I shake my head. “No. You should always say exactly what’s on your mind.”
“I made you sad. I can see it on your face, and now I feel awful.”
“You didn’t make me sad, Em.” I stare into the tiny camera, wishing I could see her looking back at me. “And, yes, I’ll love you again. I still love you. I’ll always love you.”
“Even if I’m different than you remember?”
“Yes.”
“Okay.” She lets out a relieved sigh, then says in a more upbeat tone, “That’s all I really needed to hear.”
Grinning, I raise my eyebrows at the screen. “Is that all?”
“Is there something you want me to hear?” She throws the flirty tone right back at me.
“Lots, actually.”
“Such as?” she urges playfully.
I lean back against the pillows, stretching out, with the laptop balanced on my lap.
“Like how much I miss you and can’t wait to kiss you.”
“That’s funny,” she says. “I was thinking the same thing. And excuse me, are you always sitting around shirtless on the tour bus? Or is this a special viewing for me?”
Laughing, I wink at the camera. “It’s just for you. If your camera was working, you could be doing the same.”
“Aw. I’ll see if I can get it to work tomorrow. Seeing you like that is making me miss you even more, though.”
We chat until we’re both fighting to stay awake, our voices growing woozy. Tonight’s been one of the best talk-a-thons we’ve had—bouncing bac
k and forth from flirty banter to deep questions, and I want it to last as long as possible. But it’s almost three a.m., and if I don’t get some sleep, I’ll be useless tomorrow.
“I don’t want to go,” I finally say, straining to keep my eyes open. “But I should. You should get some rest too.”
“I hate saying goodbye to you.”
“I do too, babe.”
“I’m going to go dream about you now. Remember you used to say that all the time when we were touring? Dream of us?”
My heart kick-starts with surprise, and I sit up with a jolt, almost knocking the laptop over. “Yeah,” I reply, grinning. “I do.” I hope she sees the smile on my face, the excitement and hope in my eyes. “Dream of us, baby. I’ll call you tomorrow.”

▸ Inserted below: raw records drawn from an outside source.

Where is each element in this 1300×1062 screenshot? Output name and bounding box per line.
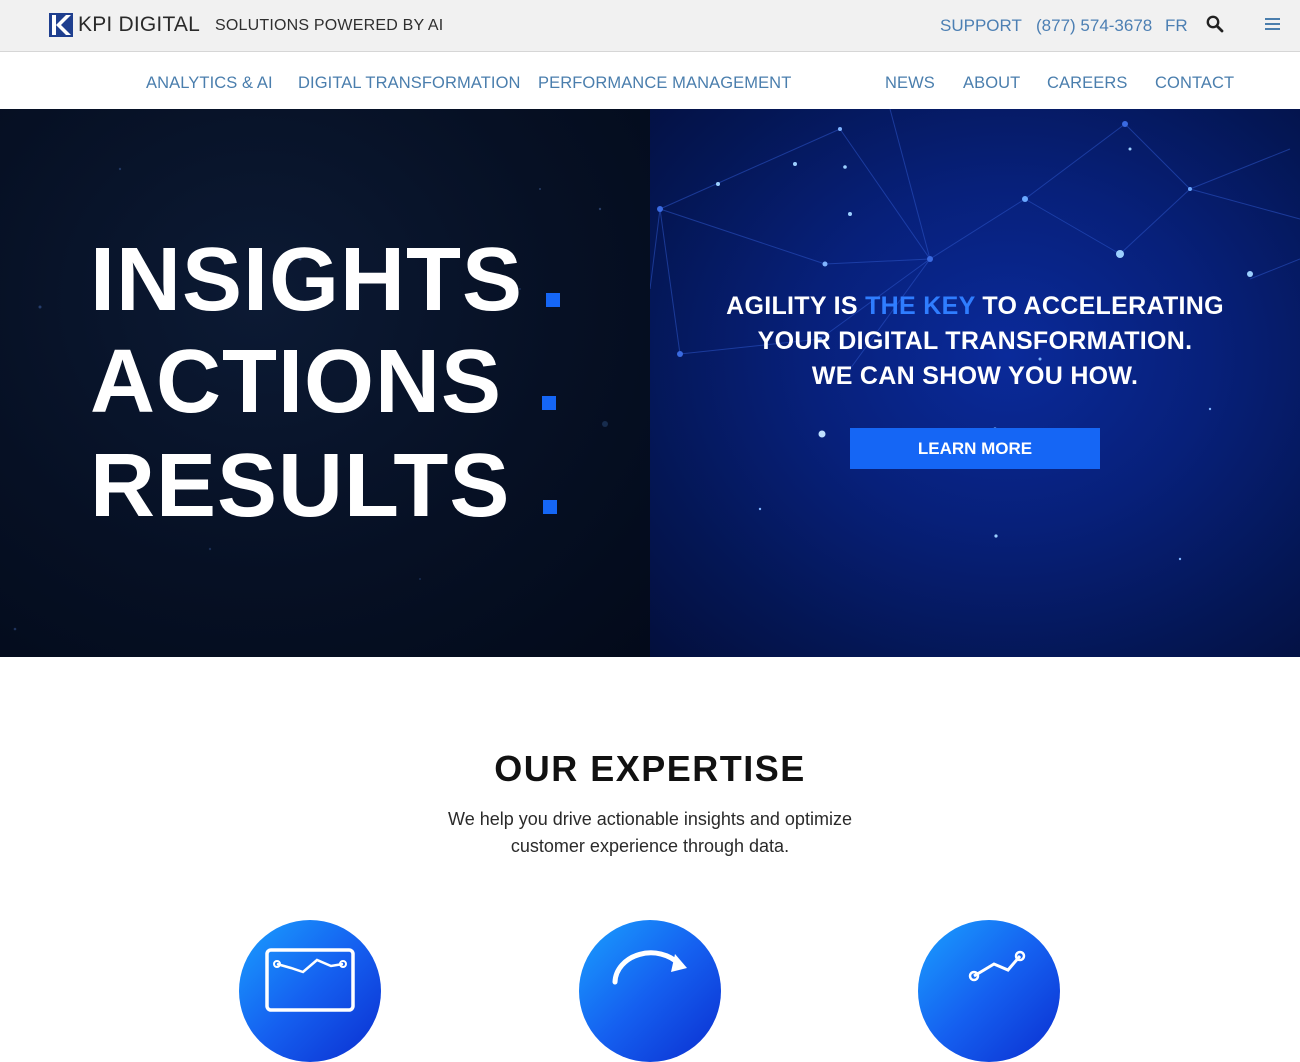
hero-headline-line2: YOUR DIGITAL TRANSFORMATION. (757, 327, 1193, 355)
tagline: SOLUTIONS POWERED BY AI (215, 17, 444, 34)
support-link[interactable]: SUPPORT (940, 16, 1022, 36)
hero-headline: AGILITY IS THE KEY TO ACCELERATING YOUR … (650, 289, 1300, 394)
hero-word-insights: INSIGHTS (90, 230, 524, 330)
language-toggle-fr[interactable]: FR (1165, 16, 1188, 36)
nav-analytics-ai[interactable]: ANALYTICS & AI (146, 74, 273, 93)
nav-about[interactable]: ABOUT (963, 74, 1020, 93)
analytics-icon[interactable] (239, 920, 381, 1062)
nav-performance-management[interactable]: PERFORMANCE MANAGEMENT (538, 74, 791, 93)
headline-part2: TO ACCELERATING (975, 292, 1224, 320)
learn-more-button[interactable]: LEARN MORE (850, 428, 1100, 469)
main-navigation: ANALYTICS & AI DIGITAL TRANSFORMATION PE… (0, 52, 1300, 109)
headline-accent: THE KEY (865, 292, 976, 320)
nav-careers[interactable]: CAREERS (1047, 74, 1127, 93)
nav-news[interactable]: NEWS (885, 74, 935, 93)
expertise-subtitle-line2: customer experience through data. (510, 836, 790, 856)
phone-link[interactable]: (877) 574-3678 (1036, 16, 1152, 36)
headline-part1: AGILITY IS (726, 292, 866, 320)
expertise-title: OUR EXPERTISE (494, 748, 806, 789)
logo-text: KPI DIGITAL (78, 13, 201, 36)
site-logo[interactable]: KPI DIGITAL (49, 13, 200, 37)
nav-contact[interactable]: CONTACT (1155, 74, 1234, 93)
hero-banner: INSIGHTS ACTIONS RESULTS AGILITY IS THE … (0, 109, 1300, 657)
nav-digital-transformation[interactable]: DIGITAL TRANSFORMATION (298, 74, 521, 93)
hero-word-results: RESULTS (90, 436, 511, 536)
hero-dot-1 (546, 293, 560, 307)
search-icon[interactable] (1206, 15, 1224, 33)
hamburger-menu-icon[interactable] (1265, 17, 1280, 31)
expertise-subtitle: We help you drive actionable insights an… (0, 806, 1300, 860)
expertise-subtitle-line1: We help you drive actionable insights an… (448, 809, 852, 829)
logo-k-icon (49, 13, 73, 37)
hero-dot-2 (542, 396, 556, 410)
hero-headline-line3: WE CAN SHOW YOU HOW. (811, 362, 1139, 390)
hero-word-actions: ACTIONS (90, 332, 502, 432)
hero-headline-line1: AGILITY IS THE KEY TO ACCELERATING (650, 289, 1300, 324)
top-utility-bar: KPI DIGITAL SOLUTIONS POWERED BY AI SUPP… (0, 0, 1300, 52)
growth-chart-icon[interactable] (918, 920, 1060, 1062)
refresh-cycle-icon[interactable] (579, 920, 721, 1062)
hero-dot-3 (543, 500, 557, 514)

Flipping the laptop lid closed, I take a deep breath, my blood rushing with the adrenaline of realizing she just had another memory of us.
In my mind, our love is like a book. I treasure every pageespecially those we haven’t written yet. But part of me will always hold the pages of our past close to my heart, and I’ll always hope that someday she’ll be able to look back to those chapters with me, and remember our story again.
Chapter Forty-Five
For the first time since I woke up in that hospital bed months ago, I feel good.
I feel alive. Content.
How much time has passed? I don’t know. I don’t even care.
I refuse to let time haunt me, define me, or hinder me.
Today is what matters to me, because that’s all I have. I can’t change the past. I can’t even remember the past. I learned the hard way that none of us know what tomorrow will bring.
I still read the journals almost every day, but I’m not reading them for the sole purpose of finding out about past Ember or to spark a memory. Now, I read them to learn about the people in my life. Asher. Kenzi. Tor. Katherine. Sydni.